Que dire ? Pas grand-chose, si ce n’est que peut-être que le nonagénaire voulait battre Warren Buffett dans un concours d’hyperboles, ce dernier ayant déclaré quelques jours auparavant que Bitcoin était « probablement de la mort-aux-rats à la puissance carrée ».
Le sophisme ultime : Bitcoin pollue trop
Vous l’avez sans doute lu des dizaines de fois : Bitcoin a un énorme point faible, il consomme énormément d’énergie et, par cela même, il pollue. Il s’agit donc d’une monnaie antiécologique que tout défenseur des cerveaux de bébés se doit de conspuer comme il se doit.
Prenons cette « analyse » de Libération que m’a envoyé un ami le 5 janvier, en me disant qu’elle allait sans doute me faire « bondir »…
Voici ce que je lui répondais :
« La question de la consommation énergétique du bitcoin est un énième sujet sur lequel les médias grands publics font montre d’un je-m’en-foutisme le plus total.
Au mieux a-t-on droit à des sophismes du type ‘Horreur, consommation énergétique du BTC = consommation énergétique du Danemark’. Mais le bitcoin a-t-il vocation à remplacer le Danemark ? Non, il prétend être une alternative au système bancaire. Par conséquent, les seules comparaisons qui valent sont celles qui mettraient en perspective la consommation énergétique du bitcoin avec la consommation énergétique du système bancaire et de celles de Visa, MasterCard et consorts.
Curieusement, ce genre de raisonnement (et a fortiori les chiffres qui vont avec) est absent des médias grand public. Par ailleurs, un article qui traite de ce sujet au 5 janvier 2018 et qui ne mentionne pas les avancées sur le Lightning Network (qui va drastiquement faire baisser le coût des transactions) est juste une plaisanterie de vendeur de papier subventionné à grands coups d’argent des contribuables. Voilà ce qui me fait vraiment bondir ! »
Certains commentateurs respectés avancent que les cryptos sont déjà plus écologiques que les monnaies fiduciaires. C’est l’opinion qu’a avancée Joseph Young sur CryptoCoinsNews le 26 mai.
« Bitcoin et les cryptomonnaies posent un problème énergétique ?

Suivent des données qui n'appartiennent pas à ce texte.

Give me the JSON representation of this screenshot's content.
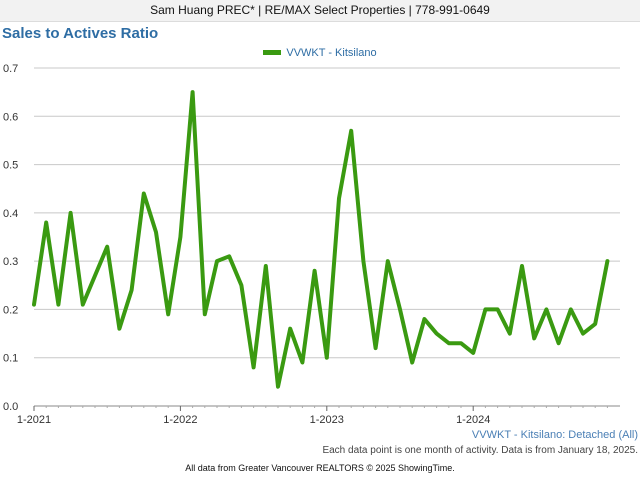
{
  "header": {
    "text": "Sam Huang PREC* | RE/MAX Select Properties | 778-991-0649"
  },
  "chart_data": {
    "type": "line",
    "title": "Sales to Actives Ratio",
    "series": [
      {
        "name": "VVWKT - Kitsilano",
        "color": "#3a9a11",
        "x": [
          "2021-01",
          "2021-02",
          "2021-03",
          "2021-04",
          "2021-05",
          "2021-06",
          "2021-07",
          "2021-08",
          "2021-09",
          "2021-10",
          "2021-11",
          "2021-12",
          "2022-01",
          "2022-02",
          "2022-03",
          "2022-04",
          "2022-05",
          "2022-06",
          "2022-07",
          "2022-08",
          "2022-09",
          "2022-10",
          "2022-11",
          "2022-12",
          "2023-01",
          "2023-02",
          "2023-03",
          "2023-04",
          "2023-05",
          "2023-06",
          "2023-07",
          "2023-08",
          "2023-09",
          "2023-10",
          "2023-11",
          "2023-12",
          "2024-01",
          "2024-02",
          "2024-03",
          "2024-04",
          "2024-05",
          "2024-06",
          "2024-07",
          "2024-08",
          "2024-09",
          "2024-10",
          "2024-11",
          "2024-12"
        ],
        "values": [
          0.21,
          0.38,
          0.21,
          0.4,
          0.21,
          0.27,
          0.33,
          0.16,
          0.24,
          0.44,
          0.36,
          0.19,
          0.35,
          0.65,
          0.19,
          0.3,
          0.31,
          0.25,
          0.08,
          0.29,
          0.04,
          0.16,
          0.09,
          0.28,
          0.1,
          0.43,
          0.57,
          0.3,
          0.12,
          0.3,
          0.2,
          0.09,
          0.18,
          0.15,
          0.13,
          0.13,
          0.11,
          0.2,
          0.2,
          0.15,
          0.29,
          0.14,
          0.2,
          0.13,
          0.2,
          0.15,
          0.17,
          0.3
        ]
      }
    ],
    "x_ticks": [
      "1-2021",
      "1-2022",
      "1-2023",
      "1-2024"
    ],
    "y_ticks": [
      "0.0",
      "0.1",
      "0.2",
      "0.3",
      "0.4",
      "0.5",
      "0.6",
      "0.7"
    ],
    "ylim": [
      0,
      0.7
    ],
    "grid": "horizontal",
    "legend": "top-center",
    "subtitle": "VVWKT - Kitsilano: Detached (All)"
  },
  "footnote": "Each data point is one month of activity. Data is from January 18, 2025.",
  "copyright": "All data from Greater Vancouver REALTORS © 2025 ShowingTime."
}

Les employés de la Fed ne s’asseyent pas pour peindre à la main toute la journée des portraits de Benjamin Franklin sur des bouts de papiers et fabriquer des billets de 100 $.

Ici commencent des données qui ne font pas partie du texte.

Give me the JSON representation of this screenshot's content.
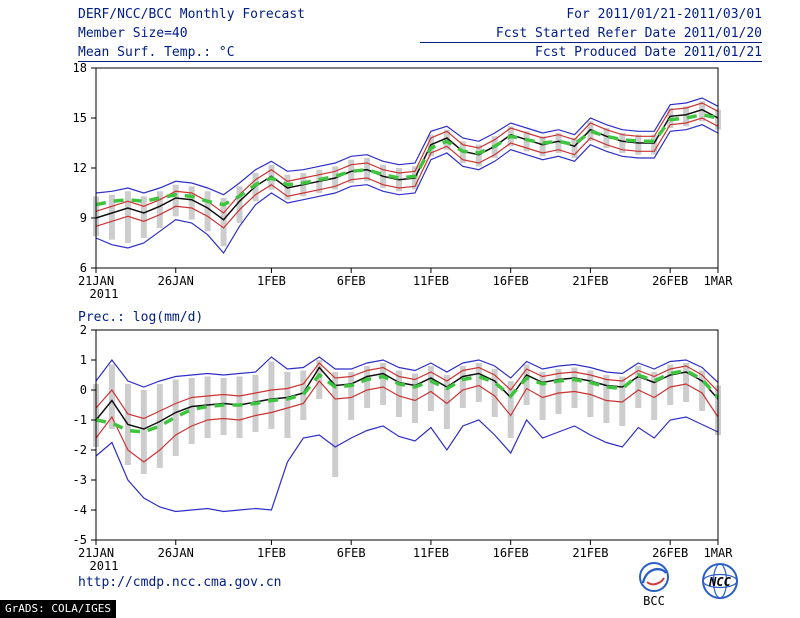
{
  "colors": {
    "header_text": "#001d86",
    "axis": "#000000",
    "logo_blue": "#2b5fc7",
    "logo_red": "#d03a3a",
    "grads_bg": "#000000",
    "grads_fg": "#ffffff"
  },
  "header": {
    "title": "DERF/NCC/BCC Monthly Forecast",
    "member_size": "Member Size=40",
    "right_line1": "For 2011/01/21-2011/03/01",
    "right_line2": "Fcst Started Refer Date 2011/01/20",
    "right_line3": "Fcst Produced Date 2011/01/21"
  },
  "footer": {
    "url": "http://cmdp.ncc.cma.gov.cn",
    "grads_credit": "GrADS: COLA/IGES",
    "logos": [
      {
        "label": "BCC"
      },
      {
        "label": "NCC"
      }
    ]
  },
  "chart_data": [
    {
      "type": "line",
      "title": "Mean Surf. Temp.: °C",
      "xlabel": "",
      "ylabel": "",
      "ylim": [
        6,
        18
      ],
      "yticks": [
        6,
        9,
        12,
        15,
        18
      ],
      "grid": false,
      "legend": "none",
      "n_points": 40,
      "x_tick_index": [
        0,
        5,
        11,
        16,
        21,
        26,
        31,
        36,
        39
      ],
      "x_tick_labels": [
        "21JAN",
        "26JAN",
        "1FEB",
        "6FEB",
        "11FEB",
        "16FEB",
        "21FEB",
        "26FEB",
        "1MAR"
      ],
      "x_sub_label": "2011",
      "series": [
        {
          "name": "ensemble-spread",
          "type": "bar-range",
          "color": "#cdcdcd",
          "low": [
            7.9,
            7.7,
            7.5,
            7.8,
            8.4,
            9.1,
            8.9,
            8.2,
            7.3,
            8.7,
            10.0,
            10.7,
            10.1,
            10.3,
            10.5,
            10.7,
            11.1,
            11.2,
            10.8,
            10.6,
            10.7,
            12.7,
            13.1,
            12.3,
            12.1,
            12.6,
            13.3,
            13.0,
            12.7,
            12.9,
            12.6,
            13.6,
            13.2,
            12.9,
            12.8,
            12.8,
            14.4,
            14.5,
            14.8,
            14.3
          ],
          "high": [
            10.3,
            10.4,
            10.6,
            10.3,
            10.6,
            11.0,
            10.9,
            10.6,
            10.2,
            10.9,
            11.7,
            12.2,
            11.6,
            11.7,
            11.9,
            12.1,
            12.5,
            12.6,
            12.2,
            12.0,
            12.1,
            14.0,
            14.3,
            13.6,
            13.4,
            13.9,
            14.5,
            14.2,
            13.9,
            14.1,
            13.8,
            14.8,
            14.4,
            14.1,
            14.0,
            14.0,
            15.6,
            15.7,
            16.0,
            15.5
          ]
        },
        {
          "name": "min",
          "type": "line",
          "color": "#2e2ec8",
          "width": 1.2,
          "values": [
            7.8,
            7.4,
            7.2,
            7.5,
            8.2,
            8.9,
            8.7,
            8.0,
            6.9,
            8.5,
            9.8,
            10.5,
            9.9,
            10.1,
            10.3,
            10.5,
            10.9,
            11.0,
            10.6,
            10.4,
            10.5,
            12.5,
            12.9,
            12.1,
            11.9,
            12.4,
            13.1,
            12.8,
            12.5,
            12.7,
            12.4,
            13.4,
            13.0,
            12.7,
            12.6,
            12.6,
            14.2,
            14.3,
            14.6,
            14.1
          ]
        },
        {
          "name": "max",
          "type": "line",
          "color": "#2e2ec8",
          "width": 1.2,
          "values": [
            10.5,
            10.6,
            10.8,
            10.5,
            10.8,
            11.2,
            11.1,
            10.8,
            10.4,
            11.1,
            11.9,
            12.4,
            11.8,
            11.9,
            12.1,
            12.3,
            12.7,
            12.8,
            12.4,
            12.2,
            12.3,
            14.2,
            14.5,
            13.8,
            13.6,
            14.1,
            14.7,
            14.4,
            14.1,
            14.3,
            14.0,
            15.0,
            14.6,
            14.3,
            14.2,
            14.2,
            15.8,
            15.9,
            16.2,
            15.7
          ]
        },
        {
          "name": "lower-quartile",
          "type": "line",
          "color": "#cc3333",
          "width": 1.2,
          "values": [
            8.5,
            8.8,
            9.1,
            8.8,
            9.2,
            9.7,
            9.6,
            9.1,
            8.4,
            9.5,
            10.4,
            11.0,
            10.3,
            10.5,
            10.7,
            10.9,
            11.3,
            11.4,
            11.0,
            10.8,
            10.9,
            12.9,
            13.3,
            12.5,
            12.3,
            12.8,
            13.5,
            13.2,
            12.9,
            13.1,
            12.8,
            13.8,
            13.4,
            13.1,
            13.0,
            13.0,
            14.6,
            14.7,
            15.0,
            14.5
          ]
        },
        {
          "name": "upper-quartile",
          "type": "line",
          "color": "#cc3333",
          "width": 1.2,
          "values": [
            9.4,
            9.7,
            10.0,
            9.7,
            10.1,
            10.6,
            10.5,
            10.0,
            9.3,
            10.4,
            11.3,
            11.9,
            11.2,
            11.4,
            11.6,
            11.8,
            12.2,
            12.3,
            11.9,
            11.7,
            11.8,
            13.8,
            14.2,
            13.4,
            13.2,
            13.7,
            14.4,
            14.1,
            13.8,
            14.0,
            13.7,
            14.7,
            14.3,
            14.0,
            13.9,
            13.9,
            15.5,
            15.6,
            15.9,
            15.4
          ]
        },
        {
          "name": "ensemble-mean",
          "type": "line",
          "color": "#111111",
          "width": 1.5,
          "values": [
            9.0,
            9.3,
            9.6,
            9.3,
            9.7,
            10.2,
            10.1,
            9.6,
            8.9,
            10.0,
            10.9,
            11.5,
            10.8,
            11.0,
            11.2,
            11.4,
            11.8,
            11.9,
            11.5,
            11.3,
            11.4,
            13.4,
            13.8,
            13.0,
            12.8,
            13.3,
            14.0,
            13.7,
            13.4,
            13.6,
            13.3,
            14.3,
            13.9,
            13.6,
            13.5,
            13.5,
            15.1,
            15.2,
            15.5,
            15.0
          ]
        },
        {
          "name": "climatology",
          "type": "line",
          "color": "#3fc43f",
          "width": 3.5,
          "dash": "10 8",
          "values": [
            9.8,
            10.0,
            10.1,
            10.0,
            10.2,
            10.4,
            10.3,
            10.0,
            9.8,
            10.3,
            11.0,
            11.4,
            11.0,
            11.1,
            11.3,
            11.5,
            11.8,
            11.9,
            11.6,
            11.4,
            11.5,
            13.2,
            13.6,
            13.0,
            12.9,
            13.3,
            13.9,
            13.7,
            13.5,
            13.6,
            13.4,
            14.2,
            13.9,
            13.7,
            13.6,
            13.6,
            14.9,
            15.0,
            15.2,
            15.0
          ]
        }
      ]
    },
    {
      "type": "line",
      "title": "Prec.: log(mm/d)",
      "xlabel": "",
      "ylabel": "",
      "ylim": [
        -5,
        2
      ],
      "yticks": [
        -5,
        -4,
        -3,
        -2,
        -1,
        0,
        1,
        2
      ],
      "grid": false,
      "legend": "none",
      "n_points": 40,
      "x_tick_index": [
        0,
        5,
        11,
        16,
        21,
        26,
        31,
        36,
        39
      ],
      "x_tick_labels": [
        "21JAN",
        "26JAN",
        "1FEB",
        "6FEB",
        "11FEB",
        "16FEB",
        "21FEB",
        "26FEB",
        "1MAR"
      ],
      "x_sub_label": "2011",
      "series": [
        {
          "name": "ensemble-spread",
          "type": "bar-range",
          "color": "#cdcdcd",
          "low": [
            -1.9,
            -1.3,
            -2.5,
            -2.8,
            -2.6,
            -2.2,
            -1.8,
            -1.6,
            -1.5,
            -1.6,
            -1.4,
            -1.3,
            -1.6,
            -1.0,
            -0.3,
            -2.9,
            -1.0,
            -0.6,
            -0.5,
            -0.9,
            -1.1,
            -0.7,
            -1.3,
            -0.6,
            -0.4,
            -0.9,
            -1.6,
            -0.5,
            -1.0,
            -0.8,
            -0.6,
            -0.9,
            -1.1,
            -1.2,
            -0.6,
            -1.0,
            -0.5,
            -0.4,
            -0.7,
            -1.5
          ],
          "high": [
            0.2,
            0.85,
            0.2,
            0.0,
            0.2,
            0.35,
            0.4,
            0.45,
            0.4,
            0.45,
            0.5,
            0.95,
            0.6,
            0.65,
            1.0,
            0.6,
            0.6,
            0.8,
            0.9,
            0.65,
            0.55,
            0.8,
            0.5,
            0.8,
            0.9,
            0.7,
            0.3,
            0.85,
            0.6,
            0.7,
            0.75,
            0.65,
            0.5,
            0.45,
            0.8,
            0.6,
            0.85,
            0.9,
            0.65,
            0.15
          ]
        },
        {
          "name": "min",
          "type": "line",
          "color": "#2e2ec8",
          "width": 1.2,
          "values": [
            -2.2,
            -1.75,
            -3.0,
            -3.6,
            -3.9,
            -4.05,
            -4.0,
            -3.95,
            -4.05,
            -4.0,
            -3.95,
            -4.0,
            -2.4,
            -1.6,
            -1.5,
            -1.9,
            -1.6,
            -1.35,
            -1.2,
            -1.55,
            -1.7,
            -1.25,
            -2.0,
            -1.2,
            -1.0,
            -1.5,
            -2.1,
            -1.0,
            -1.6,
            -1.4,
            -1.2,
            -1.5,
            -1.75,
            -1.9,
            -1.25,
            -1.6,
            -1.0,
            -0.9,
            -1.15,
            -1.4
          ]
        },
        {
          "name": "max",
          "type": "line",
          "color": "#2e2ec8",
          "width": 1.2,
          "values": [
            0.3,
            1.0,
            0.3,
            0.1,
            0.3,
            0.45,
            0.5,
            0.55,
            0.5,
            0.55,
            0.6,
            1.1,
            0.7,
            0.75,
            1.1,
            0.7,
            0.7,
            0.9,
            1.0,
            0.75,
            0.65,
            0.9,
            0.6,
            0.9,
            1.0,
            0.8,
            0.4,
            0.95,
            0.7,
            0.8,
            0.85,
            0.75,
            0.6,
            0.55,
            0.9,
            0.7,
            0.95,
            1.0,
            0.75,
            0.25
          ]
        },
        {
          "name": "lower-quartile",
          "type": "line",
          "color": "#cc3333",
          "width": 1.2,
          "values": [
            -1.6,
            -0.9,
            -2.0,
            -2.4,
            -2.0,
            -1.5,
            -1.2,
            -1.0,
            -0.95,
            -1.0,
            -0.85,
            -0.75,
            -0.6,
            -0.45,
            0.3,
            -0.3,
            -0.25,
            0.0,
            0.1,
            -0.2,
            -0.35,
            -0.05,
            -0.45,
            0.0,
            0.15,
            -0.2,
            -0.85,
            0.05,
            -0.25,
            -0.1,
            -0.05,
            -0.15,
            -0.35,
            -0.4,
            0.0,
            -0.25,
            0.1,
            0.2,
            -0.1,
            -0.9
          ]
        },
        {
          "name": "upper-quartile",
          "type": "line",
          "color": "#cc3333",
          "width": 1.2,
          "values": [
            -0.6,
            0.0,
            -0.8,
            -0.95,
            -0.7,
            -0.45,
            -0.25,
            -0.2,
            -0.15,
            -0.2,
            -0.1,
            0.0,
            0.05,
            0.2,
            0.9,
            0.4,
            0.45,
            0.65,
            0.75,
            0.45,
            0.35,
            0.6,
            0.3,
            0.65,
            0.75,
            0.5,
            0.0,
            0.7,
            0.45,
            0.55,
            0.6,
            0.5,
            0.35,
            0.3,
            0.65,
            0.45,
            0.7,
            0.8,
            0.5,
            -0.05
          ]
        },
        {
          "name": "ensemble-mean",
          "type": "line",
          "color": "#111111",
          "width": 1.5,
          "values": [
            -1.0,
            -0.35,
            -1.15,
            -1.3,
            -1.05,
            -0.75,
            -0.55,
            -0.5,
            -0.45,
            -0.5,
            -0.4,
            -0.3,
            -0.25,
            -0.1,
            0.75,
            0.15,
            0.2,
            0.45,
            0.55,
            0.25,
            0.15,
            0.4,
            0.1,
            0.45,
            0.55,
            0.3,
            -0.25,
            0.5,
            0.25,
            0.35,
            0.4,
            0.3,
            0.15,
            0.1,
            0.45,
            0.25,
            0.5,
            0.6,
            0.3,
            -0.3
          ]
        },
        {
          "name": "climatology",
          "type": "line",
          "color": "#3fc43f",
          "width": 3.5,
          "dash": "10 8",
          "values": [
            -1.0,
            -1.1,
            -1.35,
            -1.4,
            -1.2,
            -0.9,
            -0.65,
            -0.55,
            -0.5,
            -0.5,
            -0.45,
            -0.35,
            -0.3,
            -0.15,
            0.5,
            0.1,
            0.15,
            0.35,
            0.45,
            0.2,
            0.1,
            0.3,
            0.05,
            0.35,
            0.45,
            0.25,
            -0.2,
            0.4,
            0.2,
            0.3,
            0.35,
            0.25,
            0.1,
            0.05,
            0.5,
            0.3,
            0.55,
            0.65,
            0.35,
            -0.25
          ]
        }
      ]
    }
  ]
}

Cela consomme de l’énergie, de l’électricité et du travail manuel.
Cela coûte significativement moins de produire des cryptodevises. »

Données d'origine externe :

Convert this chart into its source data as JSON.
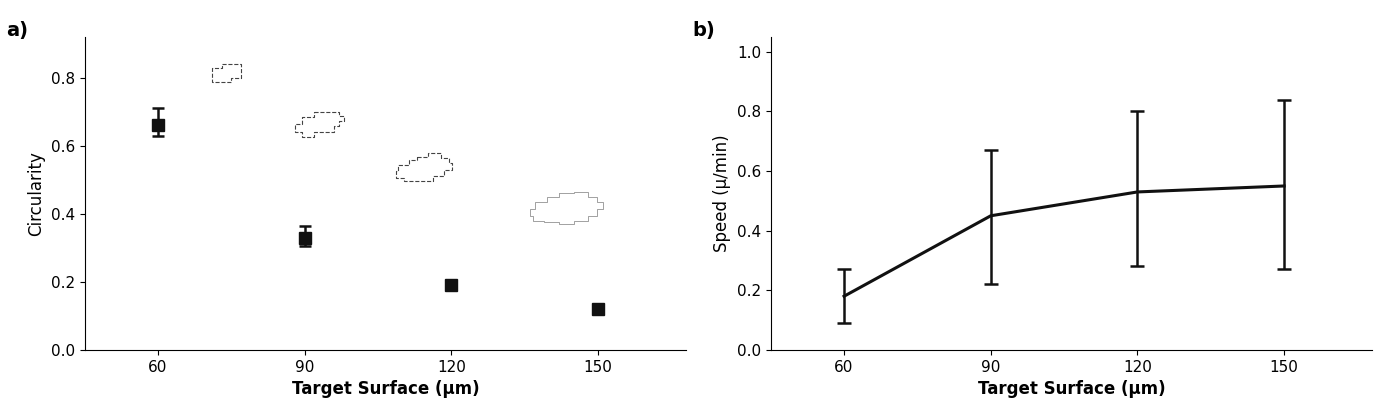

Lightning Network, que bitcoin.fr définit comme « la technologie permettant de contourner ces limitations, en proposant de créer un réseau de paiement en surcouche de la blockchain Bitcoin », a beaucoup progressé depuis janvier. Mi-mars, sa version bêta a été déployée. Ce réseau n’en est bien sûr qu’à ses débuts, mais il est important de noter que des processeurs de paiement (comme CoinGate, « qui permet aux entreprises d’accepter plus d’une cinquantaine de crypto-monnaies et d’être payé dans la devise de son choix », selon bitcoin.fr), l’expérimentent déjà.